Evaluation of SRI funds

Conclusion:

In the past four decades, Social Responsible Investing (SRI) has consciously grown worldwide in regard investors.  In comparison to conformist investment, modern portfolio supporters found that the development strange, as the inhibited investment universe, that SRI are subject to reduce the opportunity of diversification as it becomes the cause of lower risk that is adjusted to returns. The report discussed upon that how and which factors affect the performance of SRI. The report has observed by scrutinizing the qualified performance of funds related to SRI in comparison to conventional funds. The report has been divided into two parts the first part is literature review and the second part is the analysis part in which the performance of SRI and Non-SRI Index has been performed. The performance is measured through standard deviation and average method in order to determine the risk return attributes of the index. The findings concluded that SRI has a higher return with lower risk in compare to Non- SRI index. In the analysis, Sharpe ratio has been used as a tool to evaluate the risk and return ratio. The high Sharpe value of SRI Index directly indicates the high chance of investors getting abnormal returns from investment. Today, economist might not ever find the true monetary effect of the beliefs. The uncluttered and practically indiscriminating approach, the merchandize has to the perception, makes the results from the studies on the pitch uncertain. Through this report, it is concluded that the investors are more prone and have a reliability towards investing their funds to those stocks of the companies who follow Corporate Social Responsibility.

Reference and Bibliography:

Crifo, P. and Mottis, N., 2016. Socially responsible investment in France. Business & Society, 55(4), pp.576-593.

Envestnet.com. (2018). How and Why SRI Performance Differs from Conventional Strategies. [online] Available at: https://www.envestnet.com/files/Campaigns/PMC-SRI-TrustedAdvisor/images/PMC-SRI-0914.pdf [Accessed 14 Oct. 2018].

Jansson, M. and Biel, A., 2014. Investment Institutions' Beliefs About and Attitudes Toward Socially Responsible Investment (SRI): A Comparison Between SRI and Non?SRI Management. Sustainable Development, 22(1), pp.33-41.

Liu, G., Zhang, J. and Tang, W., 2015. Joint dynamic pricing and investment strategy for perishable foods with price-quality dependent demand. Annals of Operations Research, 226(1), pp.397-416.

Lorig, M. and Sircar, R., 2016. Portfolio optimization under local-stochastic volatility: Coefficient taylor series approximations and implied sharpe ratio. SIAM Journal on Financial Mathematics, 7(1), pp.418-447.

Mao, H., Carson, J.M., Ostaszewski, K.M., Luo, Y. and Wang, Y., 2016. Determining the Insurer's Optimal Investment and Reinsurance Strategy Based on Stochastic Differential Game. Journal of Insurance Issues, pp.187-202.

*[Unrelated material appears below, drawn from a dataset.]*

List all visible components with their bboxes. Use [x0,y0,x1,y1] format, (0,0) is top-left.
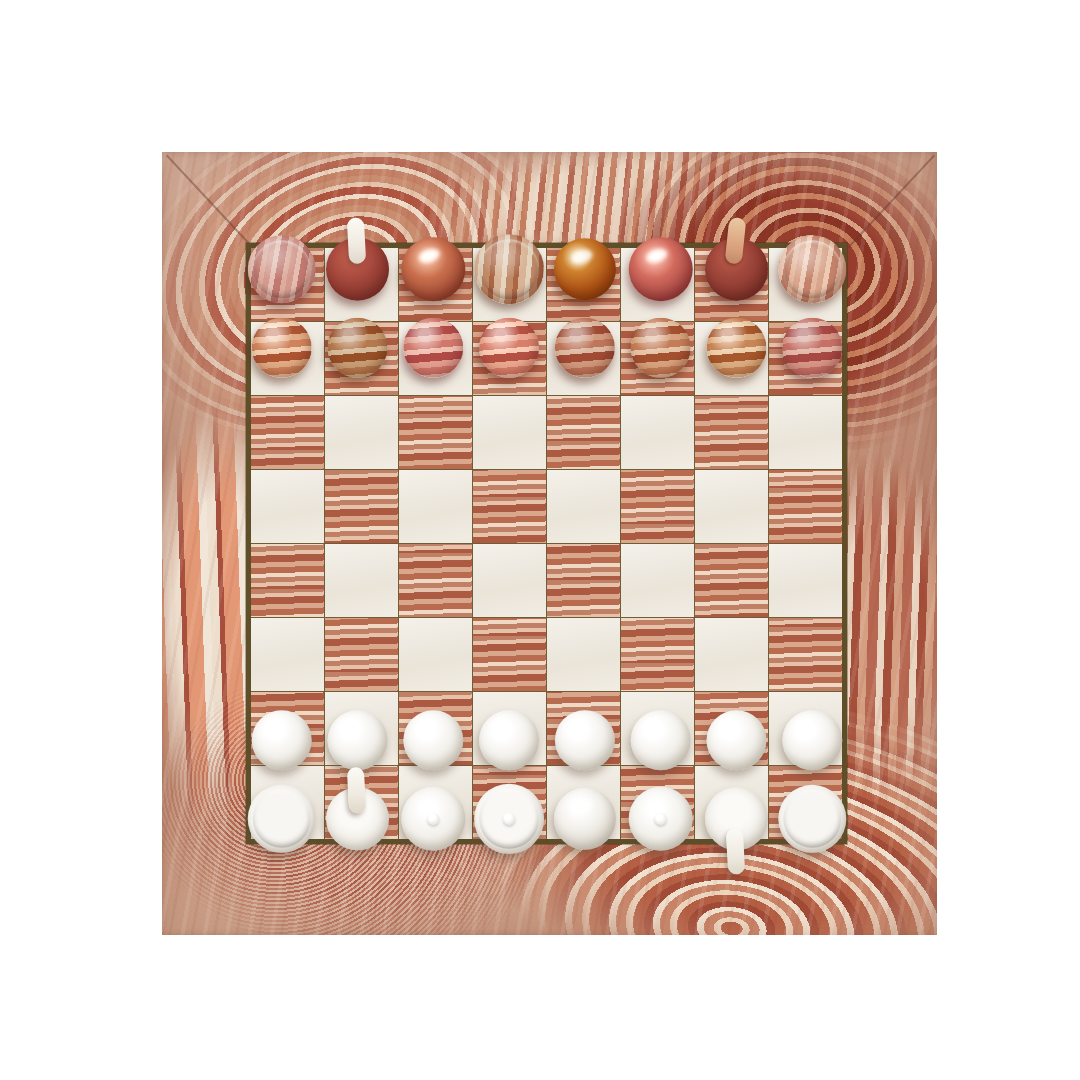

Nguyen, T.T., Gordon-Brown, L., Khosravi, A., Creighton, D. and Nahavandi, S., 2015. Fuzzy portfolio allocation models through a new risk measure and fuzzy sharpe ratio. IEEE Transactions on Fuzzy Systems, 23(3), pp.656-676.

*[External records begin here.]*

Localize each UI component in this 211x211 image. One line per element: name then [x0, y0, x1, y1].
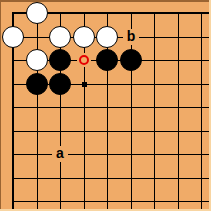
grid-line-horizontal-8 [12, 178, 211, 179]
go-board: ba [0, 0, 211, 211]
black-stone [49, 49, 71, 71]
frame-border-top [0, 0, 211, 2]
grid-line-horizontal-6 [12, 131, 211, 132]
black-stone [49, 73, 71, 95]
white-stone [2, 26, 24, 48]
black-stone [96, 49, 118, 71]
white-stone [26, 49, 48, 71]
point-label-a: a [52, 146, 68, 162]
white-stone [49, 26, 71, 48]
hoshi-point [82, 82, 87, 87]
grid-line-vertical-8 [178, 12, 179, 211]
black-stone [26, 73, 48, 95]
point-label-b: b [123, 29, 139, 45]
grid-line-vertical-9 [201, 12, 202, 211]
grid-line-vertical-2 [37, 12, 38, 211]
black-stone [120, 49, 142, 71]
white-stone [73, 26, 95, 48]
white-stone [26, 2, 48, 24]
frame-border-bottom [0, 209, 211, 211]
grid-line-horizontal-9 [12, 201, 211, 202]
grid-line-horizontal-7 [12, 154, 211, 155]
grid-line-vertical-7 [154, 12, 155, 211]
circled-point-marker [79, 55, 89, 65]
grid-line-horizontal-5 [12, 107, 211, 108]
white-stone [96, 26, 118, 48]
frame-border-right [209, 0, 211, 211]
frame-border-left [0, 0, 1, 211]
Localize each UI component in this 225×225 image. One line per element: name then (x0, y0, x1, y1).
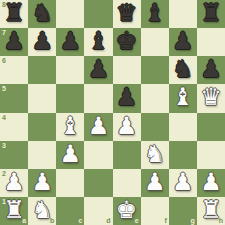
file-label: g (191, 217, 195, 224)
square-b8[interactable]: ♞ (28, 0, 56, 28)
square-g3[interactable] (169, 141, 197, 169)
chess-board: 8♜♞♛♝♜7♟♟♟♝♚♟6♟♞♟5♟♝♛4♝♟♟3♟♞2♟♟♟♟♟1a♜b♞c… (0, 0, 225, 225)
square-e8[interactable]: ♛ (113, 0, 141, 28)
square-a7[interactable]: 7♟ (0, 28, 28, 56)
white-queen[interactable]: ♛ (200, 85, 222, 109)
square-d1[interactable]: d (84, 197, 112, 225)
black-knight[interactable]: ♞ (172, 57, 194, 81)
black-pawn[interactable]: ♟ (200, 57, 222, 81)
black-rook[interactable]: ♜ (200, 1, 222, 25)
white-pawn[interactable]: ♟ (144, 170, 166, 194)
white-rook[interactable]: ♜ (200, 198, 222, 222)
white-pawn[interactable]: ♟ (31, 170, 53, 194)
square-a2[interactable]: 2♟ (0, 169, 28, 197)
square-b6[interactable] (28, 56, 56, 84)
black-pawn[interactable]: ♟ (172, 29, 194, 53)
square-a5[interactable]: 5 (0, 84, 28, 112)
black-bishop[interactable]: ♝ (88, 29, 110, 53)
square-h4[interactable] (197, 113, 225, 141)
square-g5[interactable]: ♝ (169, 84, 197, 112)
white-rook[interactable]: ♜ (3, 198, 25, 222)
square-e2[interactable] (113, 169, 141, 197)
white-pawn[interactable]: ♟ (172, 170, 194, 194)
black-pawn[interactable]: ♟ (31, 29, 53, 53)
square-h7[interactable] (197, 28, 225, 56)
file-label: d (106, 217, 110, 224)
square-d3[interactable] (84, 141, 112, 169)
white-bishop[interactable]: ♝ (60, 114, 82, 138)
square-e6[interactable] (113, 56, 141, 84)
square-d6[interactable]: ♟ (84, 56, 112, 84)
black-queen[interactable]: ♛ (116, 1, 138, 25)
square-h3[interactable] (197, 141, 225, 169)
square-f1[interactable]: f (141, 197, 169, 225)
square-g7[interactable]: ♟ (169, 28, 197, 56)
white-knight[interactable]: ♞ (144, 142, 166, 166)
square-d8[interactable] (84, 0, 112, 28)
square-g2[interactable]: ♟ (169, 169, 197, 197)
square-c1[interactable]: c (56, 197, 84, 225)
square-b3[interactable] (28, 141, 56, 169)
square-h2[interactable]: ♟ (197, 169, 225, 197)
square-e7[interactable]: ♚ (113, 28, 141, 56)
black-pawn[interactable]: ♟ (88, 57, 110, 81)
square-a8[interactable]: 8♜ (0, 0, 28, 28)
square-a1[interactable]: 1a♜ (0, 197, 28, 225)
square-a6[interactable]: 6 (0, 56, 28, 84)
white-king[interactable]: ♚ (116, 198, 138, 222)
black-pawn[interactable]: ♟ (3, 29, 25, 53)
white-knight[interactable]: ♞ (31, 198, 53, 222)
rank-label: 3 (2, 142, 6, 149)
square-e5[interactable]: ♟ (113, 84, 141, 112)
file-label: c (78, 217, 82, 224)
white-pawn[interactable]: ♟ (200, 170, 222, 194)
square-c5[interactable] (56, 84, 84, 112)
square-e3[interactable] (113, 141, 141, 169)
black-pawn[interactable]: ♟ (60, 29, 82, 53)
square-c8[interactable] (56, 0, 84, 28)
square-h1[interactable]: h♜ (197, 197, 225, 225)
square-b4[interactable] (28, 113, 56, 141)
white-pawn[interactable]: ♟ (88, 114, 110, 138)
square-a4[interactable]: 4 (0, 113, 28, 141)
square-h5[interactable]: ♛ (197, 84, 225, 112)
black-bishop[interactable]: ♝ (144, 1, 166, 25)
square-c7[interactable]: ♟ (56, 28, 84, 56)
square-g4[interactable] (169, 113, 197, 141)
square-f8[interactable]: ♝ (141, 0, 169, 28)
square-d4[interactable]: ♟ (84, 113, 112, 141)
square-d5[interactable] (84, 84, 112, 112)
square-b7[interactable]: ♟ (28, 28, 56, 56)
square-f7[interactable] (141, 28, 169, 56)
square-c2[interactable] (56, 169, 84, 197)
black-knight[interactable]: ♞ (31, 1, 53, 25)
white-bishop[interactable]: ♝ (172, 85, 194, 109)
square-h6[interactable]: ♟ (197, 56, 225, 84)
square-b5[interactable] (28, 84, 56, 112)
square-d2[interactable] (84, 169, 112, 197)
square-c3[interactable]: ♟ (56, 141, 84, 169)
black-pawn[interactable]: ♟ (116, 85, 138, 109)
square-c6[interactable] (56, 56, 84, 84)
rank-label: 4 (2, 114, 6, 121)
square-b1[interactable]: b♞ (28, 197, 56, 225)
square-e4[interactable]: ♟ (113, 113, 141, 141)
square-e1[interactable]: e♚ (113, 197, 141, 225)
white-pawn[interactable]: ♟ (60, 142, 82, 166)
square-d7[interactable]: ♝ (84, 28, 112, 56)
square-g1[interactable]: g (169, 197, 197, 225)
square-f5[interactable] (141, 84, 169, 112)
square-b2[interactable]: ♟ (28, 169, 56, 197)
rank-label: 6 (2, 57, 6, 64)
rank-label: 5 (2, 85, 6, 92)
square-c4[interactable]: ♝ (56, 113, 84, 141)
square-g8[interactable] (169, 0, 197, 28)
square-f2[interactable]: ♟ (141, 169, 169, 197)
black-rook[interactable]: ♜ (3, 1, 25, 25)
square-f6[interactable] (141, 56, 169, 84)
square-a3[interactable]: 3 (0, 141, 28, 169)
file-label: f (164, 217, 166, 224)
black-king[interactable]: ♚ (116, 29, 138, 53)
square-f4[interactable] (141, 113, 169, 141)
square-g6[interactable]: ♞ (169, 56, 197, 84)
white-pawn[interactable]: ♟ (116, 114, 138, 138)
square-h8[interactable]: ♜ (197, 0, 225, 28)
square-f3[interactable]: ♞ (141, 141, 169, 169)
white-pawn[interactable]: ♟ (3, 170, 25, 194)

Ransome, W. and Sampford, C., 2016. Ethics and socially responsible investment: A philosophical approach. Routledge.

Revelli, C. and Viviani, J.L., 2015. Financial performance of socially responsible investing (SRI): what have we learned? A meta?analysis. Business Ethics: A European Review, 24(2), pp.158-185.

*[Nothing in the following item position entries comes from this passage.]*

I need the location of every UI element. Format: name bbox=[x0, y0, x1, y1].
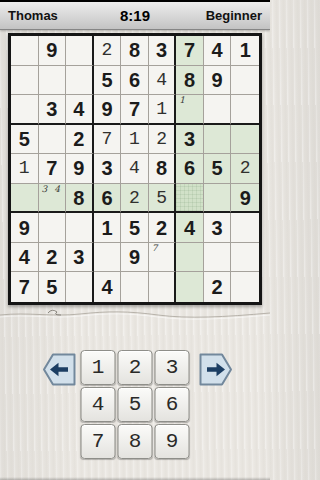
given-digit: 3 bbox=[101, 158, 112, 178]
cell-r1c1[interactable] bbox=[11, 36, 39, 66]
given-digit: 8 bbox=[73, 188, 84, 208]
given-digit: 9 bbox=[240, 188, 251, 208]
cell-r2c8[interactable]: 9 bbox=[204, 66, 232, 96]
cell-r6c9[interactable]: 9 bbox=[231, 184, 259, 214]
given-digit: 7 bbox=[46, 158, 57, 178]
pencil-marks: 1 bbox=[179, 96, 187, 105]
cell-r5c9[interactable]: 2 bbox=[231, 154, 259, 184]
cell-r8c9[interactable] bbox=[231, 243, 259, 273]
given-digit: 5 bbox=[19, 129, 30, 149]
numpad-button-7[interactable]: 7 bbox=[81, 424, 116, 459]
given-digit: 1 bbox=[240, 40, 251, 60]
numpad-button-8[interactable]: 8 bbox=[118, 424, 153, 459]
cell-r9c9[interactable] bbox=[231, 272, 259, 302]
cell-r3c9[interactable] bbox=[231, 95, 259, 125]
given-digit: 5 bbox=[46, 277, 57, 297]
given-digit: 1 bbox=[101, 218, 112, 238]
cell-r7c3[interactable] bbox=[66, 213, 94, 243]
cell-r9c1[interactable]: 7 bbox=[11, 272, 39, 302]
user-digit: 1 bbox=[156, 100, 167, 118]
cell-r9c8[interactable]: 2 bbox=[204, 272, 232, 302]
cell-r2c2[interactable] bbox=[39, 66, 67, 96]
cell-r7c4[interactable]: 1 bbox=[94, 213, 122, 243]
given-digit: 7 bbox=[184, 40, 195, 60]
given-digit: 3 bbox=[73, 247, 84, 267]
numpad-button-6[interactable]: 6 bbox=[155, 387, 190, 422]
given-digit: 3 bbox=[156, 40, 167, 60]
cell-r8c7[interactable] bbox=[176, 243, 204, 273]
given-digit: 2 bbox=[156, 218, 167, 238]
cell-r8c5[interactable]: 9 bbox=[121, 243, 149, 273]
cell-r7c9[interactable] bbox=[231, 213, 259, 243]
cell-r2c3[interactable] bbox=[66, 66, 94, 96]
cell-r2c1[interactable] bbox=[11, 66, 39, 96]
cell-r6c1[interactable] bbox=[11, 184, 39, 214]
cell-r6c6[interactable]: 5 bbox=[149, 184, 177, 214]
cell-r4c4[interactable]: 7 bbox=[94, 125, 122, 155]
cell-r3c6[interactable]: 1 bbox=[149, 95, 177, 125]
cell-r6c4[interactable]: 6 bbox=[94, 184, 122, 214]
given-digit: 5 bbox=[101, 70, 112, 90]
user-digit: 2 bbox=[156, 130, 167, 148]
user-digit: 2 bbox=[102, 41, 113, 59]
numpad-button-5[interactable]: 5 bbox=[118, 387, 153, 422]
next-arrow-button[interactable] bbox=[197, 351, 234, 388]
given-digit: 3 bbox=[46, 99, 57, 119]
cell-r1c4[interactable]: 2 bbox=[94, 36, 122, 66]
given-digit: 9 bbox=[73, 158, 84, 178]
paper-crease bbox=[0, 306, 270, 322]
user-digit: 1 bbox=[129, 130, 140, 148]
user-digit: 1 bbox=[19, 159, 30, 177]
cell-r1c8[interactable]: 4 bbox=[204, 36, 232, 66]
given-digit: 8 bbox=[184, 70, 195, 90]
difficulty-label: Beginner bbox=[206, 8, 262, 23]
cell-r9c5[interactable] bbox=[121, 272, 149, 302]
cell-r5c3[interactable]: 9 bbox=[66, 154, 94, 184]
left-arrow-icon bbox=[41, 351, 78, 388]
cell-r8c4[interactable] bbox=[94, 243, 122, 273]
user-digit: 4 bbox=[129, 159, 140, 177]
cell-r3c1[interactable] bbox=[11, 95, 39, 125]
sudoku-board: 9283741564893497115271231793486523 48625… bbox=[8, 33, 262, 305]
cell-r1c9[interactable]: 1 bbox=[231, 36, 259, 66]
cell-r6c2[interactable]: 3 4 bbox=[39, 184, 67, 214]
cell-r3c2[interactable]: 3 bbox=[39, 95, 67, 125]
cell-r4c6[interactable]: 2 bbox=[149, 125, 177, 155]
given-digit: 5 bbox=[212, 158, 223, 178]
given-digit: 3 bbox=[212, 218, 223, 238]
cell-r3c3[interactable]: 4 bbox=[66, 95, 94, 125]
given-digit: 9 bbox=[46, 40, 57, 60]
number-pad: 1 2 3 4 5 6 7 8 9 bbox=[81, 350, 190, 459]
numpad-button-3[interactable]: 3 bbox=[155, 350, 190, 385]
cell-r5c6[interactable]: 8 bbox=[149, 154, 177, 184]
cell-r3c4[interactable]: 9 bbox=[94, 95, 122, 125]
cell-r6c5[interactable]: 2 bbox=[121, 184, 149, 214]
top-bar: Thomas 8:19 Beginner bbox=[0, 2, 270, 30]
given-digit: 4 bbox=[212, 40, 223, 60]
given-digit: 6 bbox=[101, 188, 112, 208]
given-digit: 9 bbox=[19, 218, 30, 238]
numpad-button-2[interactable]: 2 bbox=[118, 350, 153, 385]
cell-r8c3[interactable]: 3 bbox=[66, 243, 94, 273]
cell-r8c6[interactable]: 7 bbox=[149, 243, 177, 273]
given-digit: 7 bbox=[129, 99, 140, 119]
given-digit: 6 bbox=[184, 158, 195, 178]
cell-r4c5[interactable]: 1 bbox=[121, 125, 149, 155]
cell-r6c3[interactable]: 8 bbox=[66, 184, 94, 214]
user-digit: 4 bbox=[156, 71, 167, 89]
given-digit: 2 bbox=[46, 247, 57, 267]
prev-arrow-button[interactable] bbox=[41, 351, 78, 388]
numpad-button-9[interactable]: 9 bbox=[155, 424, 190, 459]
cell-r8c2[interactable]: 2 bbox=[39, 243, 67, 273]
given-digit: 2 bbox=[212, 277, 223, 297]
cell-r7c1[interactable]: 9 bbox=[11, 213, 39, 243]
given-digit: 8 bbox=[156, 158, 167, 178]
given-digit: 8 bbox=[129, 40, 140, 60]
cell-r5c7[interactable]: 6 bbox=[176, 154, 204, 184]
cell-r1c7[interactable]: 7 bbox=[176, 36, 204, 66]
cell-r6c8[interactable] bbox=[204, 184, 232, 214]
cell-r9c3[interactable] bbox=[66, 272, 94, 302]
cell-r5c2[interactable]: 7 bbox=[39, 154, 67, 184]
given-digit: 6 bbox=[129, 70, 140, 90]
cell-r9c6[interactable] bbox=[149, 272, 177, 302]
cell-r6c7[interactable] bbox=[176, 184, 204, 214]
player-name: Thomas bbox=[8, 8, 58, 23]
given-digit: 9 bbox=[129, 247, 140, 267]
cell-r1c6[interactable]: 3 bbox=[149, 36, 177, 66]
cell-r5c5[interactable]: 4 bbox=[121, 154, 149, 184]
given-digit: 9 bbox=[101, 99, 112, 119]
cell-r1c2[interactable]: 9 bbox=[39, 36, 67, 66]
right-arrow-icon bbox=[197, 351, 234, 388]
user-digit: 2 bbox=[240, 159, 251, 177]
given-digit: 2 bbox=[73, 129, 84, 149]
cell-r5c4[interactable]: 3 bbox=[94, 154, 122, 184]
cell-r3c8[interactable] bbox=[204, 95, 232, 125]
numpad-button-1[interactable]: 1 bbox=[81, 350, 116, 385]
cell-r5c8[interactable]: 5 bbox=[204, 154, 232, 184]
cell-r9c7[interactable] bbox=[176, 272, 204, 302]
given-digit: 4 bbox=[184, 218, 195, 238]
user-digit: 7 bbox=[102, 130, 113, 148]
given-digit: 3 bbox=[184, 129, 195, 149]
cell-r2c5[interactable]: 6 bbox=[121, 66, 149, 96]
cell-r5c1[interactable]: 1 bbox=[11, 154, 39, 184]
cell-r4c9[interactable] bbox=[231, 125, 259, 155]
given-digit: 7 bbox=[19, 277, 30, 297]
given-digit: 4 bbox=[101, 277, 112, 297]
cell-r4c8[interactable] bbox=[204, 125, 232, 155]
given-digit: 4 bbox=[19, 247, 30, 267]
cell-r2c9[interactable] bbox=[231, 66, 259, 96]
user-digit: 2 bbox=[129, 189, 140, 207]
cell-r9c4[interactable]: 4 bbox=[94, 272, 122, 302]
cell-r4c3[interactable]: 2 bbox=[66, 125, 94, 155]
cell-r7c5[interactable]: 5 bbox=[121, 213, 149, 243]
given-digit: 4 bbox=[73, 99, 84, 119]
cell-r7c2[interactable] bbox=[39, 213, 67, 243]
cell-r2c4[interactable]: 5 bbox=[94, 66, 122, 96]
cell-r7c8[interactable]: 3 bbox=[204, 213, 232, 243]
given-digit: 9 bbox=[212, 70, 223, 90]
cell-r4c1[interactable]: 5 bbox=[11, 125, 39, 155]
cell-r3c5[interactable]: 7 bbox=[121, 95, 149, 125]
cell-r1c3[interactable] bbox=[66, 36, 94, 66]
cell-r7c7[interactable]: 4 bbox=[176, 213, 204, 243]
pencil-marks: 3 4 bbox=[42, 185, 62, 194]
cell-r4c2[interactable] bbox=[39, 125, 67, 155]
cell-r4c7[interactable]: 3 bbox=[176, 125, 204, 155]
given-digit: 5 bbox=[129, 218, 140, 238]
cell-r7c6[interactable]: 2 bbox=[149, 213, 177, 243]
cell-r9c2[interactable]: 5 bbox=[39, 272, 67, 302]
cell-r8c1[interactable]: 4 bbox=[11, 243, 39, 273]
cell-r1c5[interactable]: 8 bbox=[121, 36, 149, 66]
user-digit: 5 bbox=[156, 189, 167, 207]
numpad-button-4[interactable]: 4 bbox=[81, 387, 116, 422]
pencil-marks: 7 bbox=[152, 244, 160, 253]
cell-r2c7[interactable]: 8 bbox=[176, 66, 204, 96]
cell-r3c7[interactable]: 1 bbox=[176, 95, 204, 125]
cell-r8c8[interactable] bbox=[204, 243, 232, 273]
cell-r2c6[interactable]: 4 bbox=[149, 66, 177, 96]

Sparkes, R., 2017. A historical perspective on the growth of socially responsible investment. In Responsible investment (pp. 39-54). Routledge.

Weber, B., Alfen, H.W. and Staub-Bisang, M., 2016. Infrastructure as an asset class: investment strategy, sustainability, project finance and PPP. John wiley & sons.

Zeng, Y., Li, D. and Gu, A., 2016. Robust equilibrium reinsurance-investment strategy for a mean–variance insurer in a model with jumps. Insurance: Mathematics and Economics, 66, pp.138-152.